Religion
- Affiliation: Episcopal Church in the United States of America
- Ecclesiastical or organisational status: active
- Leadership: The Rev. Andrew Butler III, Rector
- Year consecrated: 1965, 1989

Location
- Location: Palm Desert, CA, USA
- Interactive map of St. Margaret's Episcopal Church

Architecture
- Architect: Milt Chambers
- Groundbreaking: 1987
- Completed: 1989

Specifications
- Direction of façade: east
- Capacity: 1000+ (worship)
- Materials: Metal Frame and Stucco

Website
- www.stmargarets.org

= St. Margaret's Episcopal Church (Palm Desert, California) =

St. Margaret's Episcopal Church is located in Palm Desert, California, United States, on State Route 74 in the Coachella Valley region. Parishioners come from Palm Desert, Indian Wells, and the Coachella Valley area. The parish is currently located in a modern church building completed in 1989. In 1963 St. Margaret's congregation was approved by the Bishop of the Diocese of Los Angeles as a mission. The congregation moved became a parish in 1967 with Fr. Brownlee as the first rector.
The church facilities are designed as a multi-functional facility with sanctuary, multi-purpose rooms, and administrative offices.

President of the United States Gerald Ford and First Lady Betty Ford were seasonal members of St. Margaret's. Upon his death, Ford was taken to St. Margaret's for a private prayer service, and for public repose.

== History ==
In 1962, John Connell, Senior Warden at St. Paul’s in Palm Springs spoke to Fr. Barnhill about planting a new Episcopal church in the newly developed area of Palm Desert. A committee was formed to gain approval from Bishop Bloy of the Diocese of Los Angeles. The Bishop approved the new congregation in 1963. In 1964, The First Eucharist was celebrated at the Fairway Café in Palm Desert.

The first church building was consecrated in August 1965 by Bishop Rusack of Los Angeles. The Rectory was completed in 1967, and Fr. Brownlee became the First Rector as the congregation became a Parish. Rev. John Harrison became the Second Rector upon Fr. Brownlee's retirement in 1970.

A sanctuary expansion was devised in 1971 which included a new organ developed by Frank Own of St. Paul's Cathedral of Los Angeles. The bell tower was donated in 1974, which included a C bell cast in 1908. Since 1991, world-famous concert organist Frederick Swann has been artist-n-residence.

In 1978, Rev. Bob Burton became the Third Rector as Fr. Harrison retired.

Former President Gerald Ford participated in the ground-breaking ceremony for the new church building in 1987. The current sanctuary was consecrated by Bishop C. Brinkley Morton of San Diego on November 19, 1989. The current chapel was consecrated in 1990 by Bishop Morton.

President of the United States George H. W. Bush and First Lady Barbara Bush attended services at St. Margaret's Church in 1991.

== Public repose of Gerald Ford ==

On December 29, 2006, the casket of former President Gerald Ford was transported by motorcade from Eisenhower Medical Center to St. Margaret's Episcopal Church. The arrival ceremony included musical honors by a Marine Band from Twentynine Palms Marine Base. The casket was carried into the church, where Mrs. Betty Ford and family members attended a private prayer service.

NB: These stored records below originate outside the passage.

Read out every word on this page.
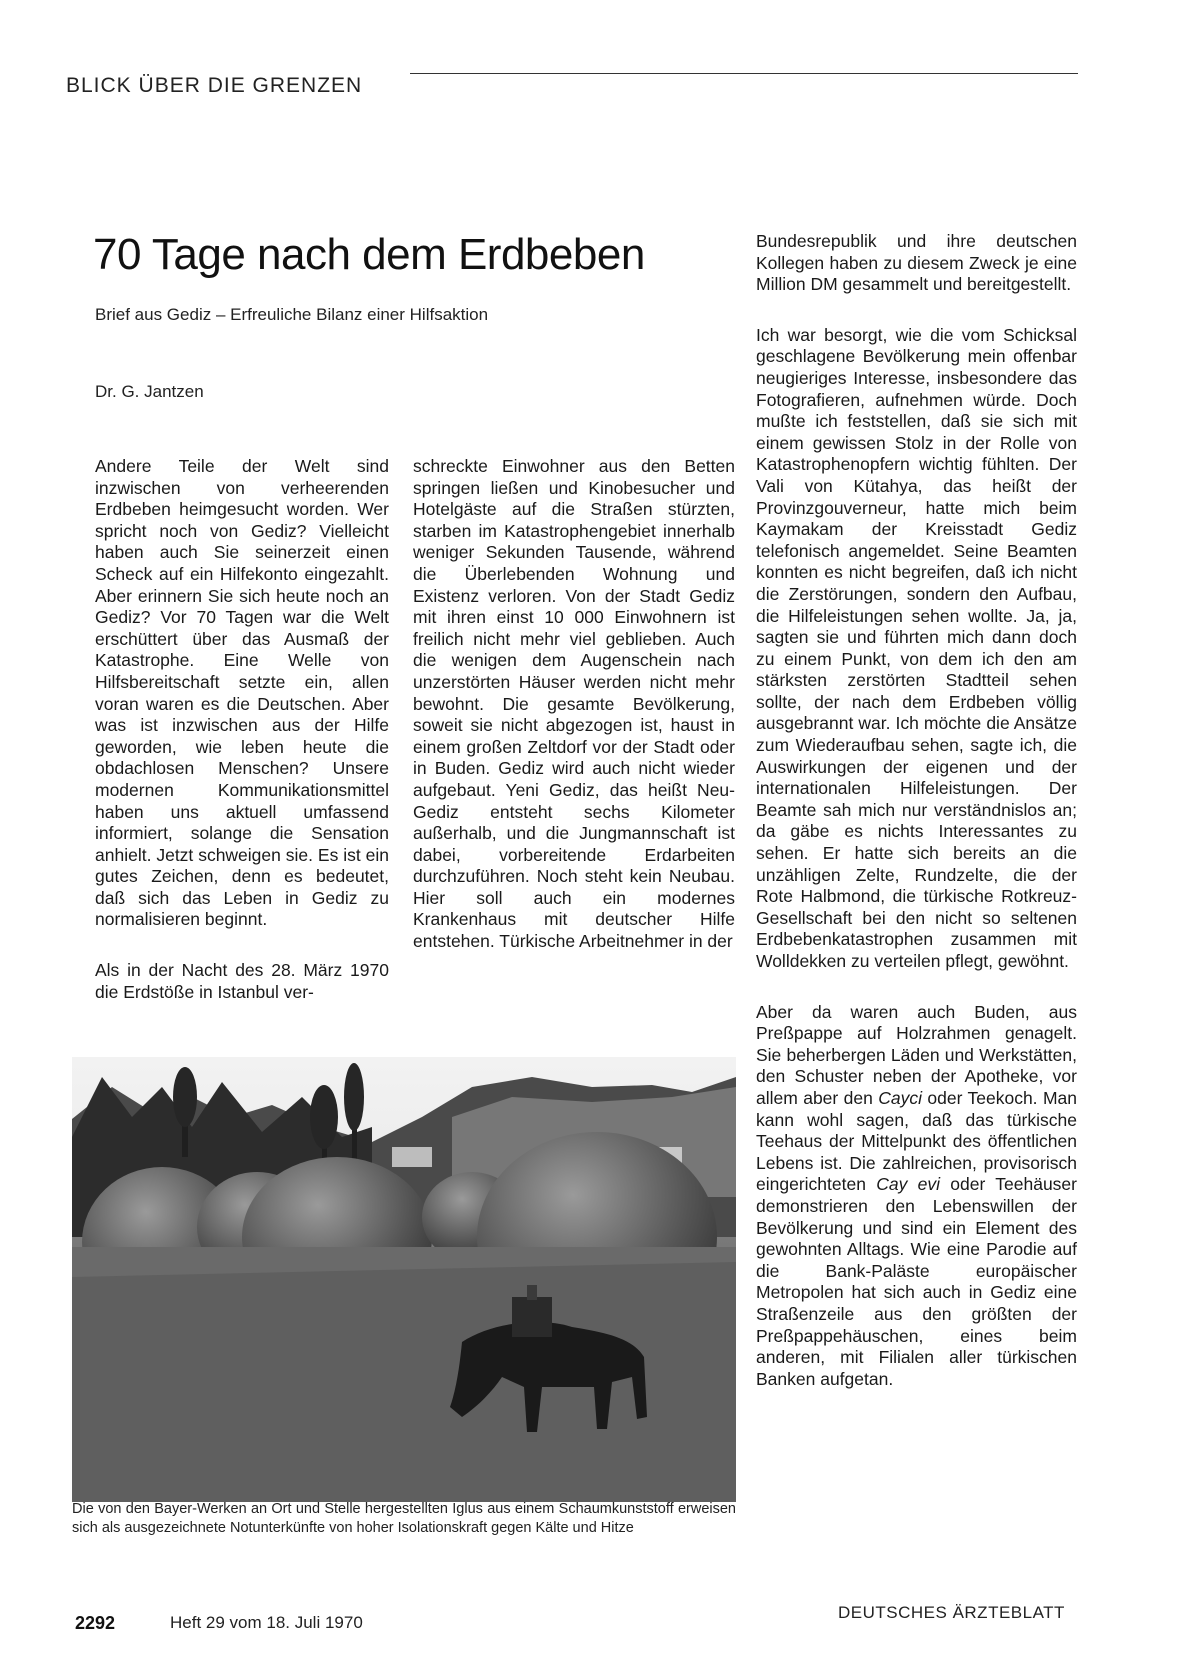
BLICK ÜBER DIE GRENZEN
70 Tage nach dem Erdbeben
Brief aus Gediz – Erfreuliche Bilanz einer Hilfsaktion
Dr. G. Jantzen

Andere Teile der Welt sind inzwischen von verheerenden Erdbeben heimgesucht worden. Wer spricht noch von Gediz? Vielleicht haben auch Sie seinerzeit einen Scheck auf ein Hilfekonto eingezahlt. Aber erinnern Sie sich heute noch an Gediz? Vor 70 Tagen war die Welt erschüttert über das Ausmaß der Katastrophe. Eine Welle von Hilfsbereitschaft setzte ein, allen voran waren es die Deutschen. Aber was ist inzwischen aus der Hilfe geworden, wie leben heute die obdachlosen Menschen? Unsere modernen Kommunikationsmittel haben uns aktuell umfassend informiert, solange die Sensation anhielt. Jetzt schweigen sie. Es ist ein gutes Zeichen, denn es bedeutet, daß sich das Leben in Gediz zu normalisieren beginnt.

Als in der Nacht des 28. März 1970 die Erdstöße in Istanbul ver-

schreckte Einwohner aus den Betten springen ließen und Kinobesucher und Hotelgäste auf die Straßen stürzten, starben im Katastrophengebiet innerhalb weniger Sekunden Tausende, während die Überlebenden Wohnung und Existenz verloren. Von der Stadt Gediz mit ihren einst 10 000 Einwohnern ist freilich nicht mehr viel geblieben. Auch die wenigen dem Augenschein nach unzerstörten Häuser werden nicht mehr bewohnt. Die gesamte Bevölkerung, soweit sie nicht abgezogen ist, haust in einem großen Zeltdorf vor der Stadt oder in Buden. Gediz wird auch nicht wieder aufgebaut. Yeni Gediz, das heißt Neu-Gediz entsteht sechs Kilometer außerhalb, und die Jungmannschaft ist dabei, vorbereitende Erdarbeiten durchzuführen. Noch steht kein Neubau. Hier soll auch ein modernes Krankenhaus mit deutscher Hilfe entstehen. Türkische Arbeitnehmer in der

Bundesrepublik und ihre deutschen Kollegen haben zu diesem Zweck je eine Million DM gesammelt und bereitgestellt.

Ich war besorgt, wie die vom Schicksal geschlagene Bevölkerung mein offenbar neugieriges Interesse, insbesondere das Fotografieren, aufnehmen würde. Doch mußte ich feststellen, daß sie sich mit einem gewissen Stolz in der Rolle von Katastrophenopfern wichtig fühlten. Der Vali von Kütahya, das heißt der Provinzgouverneur, hatte mich beim Kaymakam der Kreisstadt Gediz telefonisch angemeldet. Seine Beamten konnten es nicht begreifen, daß ich nicht die Zerstörungen, sondern den Aufbau, die Hilfeleistungen sehen wollte. Ja, ja, sagten sie und führten mich dann doch zu einem Punkt, von dem ich den am stärksten zerstörten Stadtteil sehen sollte, der nach dem Erdbeben völlig ausgebrannt war. Ich möchte die Ansätze zum Wiederaufbau sehen, sagte ich, die Auswirkungen der eigenen und der internationalen Hilfeleistungen. Der Beamte sah mich nur verständnislos an; da gäbe es nichts Interessantes zu sehen. Er hatte sich bereits an die unzähligen Zelte, Rundzelte, die der Rote Halbmond, die türkische Rotkreuz-Gesellschaft bei den nicht so seltenen Erdbebenkatastrophen zusammen mit Wolldekken zu verteilen pflegt, gewöhnt.

Aber da waren auch Buden, aus Preßpappe auf Holzrahmen genagelt. Sie beherbergen Läden und Werkstätten, den Schuster neben der Apotheke, vor allem aber den Cayci oder Teekoch. Man kann wohl sagen, daß das türkische Teehaus der Mittelpunkt des öffentlichen Lebens ist. Die zahlreichen, provisorisch eingerichteten Cay evi oder Teehäuser demonstrieren den Lebenswillen der Bevölkerung und sind ein Element des gewohnten Alltags. Wie eine Parodie auf die Bank-Paläste europäischer Metropolen hat sich auch in Gediz eine Straßenzeile aus den größten der Preßpappehäuschen, eines beim anderen, mit Filialen aller türkischen Banken aufgetan.

Die von den Bayer-Werken an Ort und Stelle hergestellten Iglus aus einem Schaumkunststoff erweisen sich als ausgezeichnete Notunterkünfte von hoher Isolationskraft gegen Kälte und Hitze

2292	Heft 29 vom 18. Juli 1970
DEUTSCHES ÄRZTEBLATT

Mrs. Ford and the family received several hundred invited friends and guests for visitation. A time of public repose began at 4:20 p.m. PST and concluded at 8:00 a.m. PST the following day due to overwhelming crowd numbers.

== Betty Ford memorial service ==
On July 12, 2011, a memorial service was held for former First Lady Elizabeth Ford at Mt. Margaret's, attended by former president George W. Bush, First Lady Michelle Obama and former first ladies Rosalynn Carter, Nancy Reagan and Hillary Clinton. The service was broadcast live on C-SPAN, including eulogies by Rosalynn Carter, journalist Cokie Roberts, and Geoffrey Mason.

== Mission today ==
The mission statement for St. Margaret's Episcopal Church includes "a telling presence in the community." St. Margaret's has several community outreach ministries including a food pantry, Angel Tree, Food In Need of Distribution (F.I.N.D.), prison ministry, soup kitchen, domestic abuse shelter, and a literacy program.
St. Margaret's also supports the Episcopal Relief & Development Fund, which provided international relief and development.

===Columbarium===
The church has a columbarium as part of the Lee and Karns Buildings.